Comment parler de Saint-Just, de son parcours, de ses actes, de ses paroles même, qui hantent le silence et l’action ; de ses paroles « qui tenaient du poème et de la sentence, jetées haut, lancées droit, tombées dru – sur ici et maintenant et pour toujours » (page 135) ? Comment évoquer ce monstre de contradictions, théoricien tragique et malheureux de la Terreur, en même temps que critique libertaire de la tyrannie ; une critique portée, comme l’a si bien montré Miguel Abensour, par une interrogation unique et lancinante : qu’est-ce que faire la révolution ? Peut-être, dès lors, en parler à la manière d’Arnaud Maïsettei qui, dans Saint-Just & des poussières, livre un récit biographique, à cheval entre la poésie et la réflexion sur l’histoire.

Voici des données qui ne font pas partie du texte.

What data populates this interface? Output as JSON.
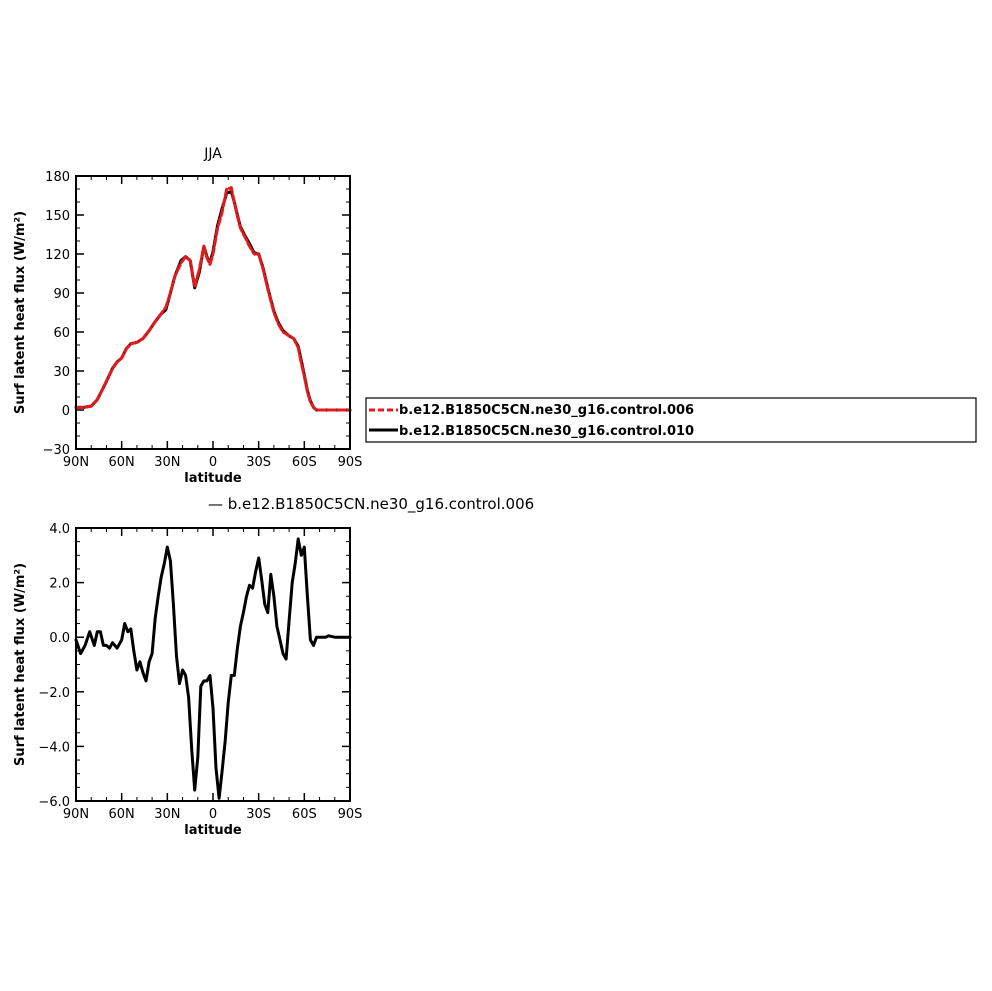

« Mais, écrit l’auteur, il y a ce mot de Terreur qui servira comme un vêtement sale qu’on ramasse et qu’on jette pour salir sans rien discerner des temps et pour tout effacer de ces années où des hommes avaient voulu recommencer le monde en renversant la peine et la fatalité du malheur » (page 260). Et c’est au plus près de cette tentative de recommencement que ce livre essaie de se tenir, dans l’écho de « la mélodie obsédante des appels aux renversements des pouvoirs arrachés à leur racine » (page 137). Dans la poussière et les pages des livres d’histoire également, pour interroger les traces et les ombres du passé, et défaire le mensonge que tout passe avec les années. Retrouver le lieu et le temps – une nuit dans cette ville à marcher à deux –, où l’histoire, comme l’amour, comme le bonheur, redeviendrait une hypothèse radicale ; tel est le pari de Saint-Just & des poussières.

Les paradoxes de Saint-Just renvoient aussi à ceux d’une révolution qui avait décrété « quand le gouvernement viole les droits du peuple, l’insurrection est pour le peuple et pour chaque portion du peuple, le plus sacré et le plus indispensable des devoirs », dans une Constitution mise en suspens et à jamais ajournée. En une formule lapidaire, Saint-Just avait donné la mesure exacte de cette contradiction : « on ne fait pas les révolutions à moitié ». Faute sinon de « se creuser un tombeau ». Or, faire « une révolution dans le gouvernement », sans révolutionner « l’état civil », c’était œuvrer à moitié, se condamner à échouer. D’autant plus que cela affectait en retour la machine gouvernementale, laissant se reproduire les mécanismes de la domination, que le théoricien de la Terreur a dénoncé dans des formules incendiaires : « tous les arts ont produit leurs merveilles : l’art de gouverner n’a presque produit que des monstres » ; « il faut faire peur à ceux qui gouvernent. Il ne faut jamais faire peur au peuple » ; « le gouvernement est une hiérarchie d’erreurs et d’attentats ». Ou encore, embrassant le principe anarchique, le cinglant : « un peuple n’a qu’un ennemi dangereux, c’est son gouvernement ».

On n’écrit pas sur Saint-Just à moitié. Il faut aller jusqu’au bout de ses paradoxes et contradictions, de son lyrisme laconique et de ses silences, de ses rêves et de son échec, pour accorder le temps au présent, et « raconte[r] la seule histoire qui nous servira d’armes quand il faudra prendre possession des villes, bientôt » (page 325).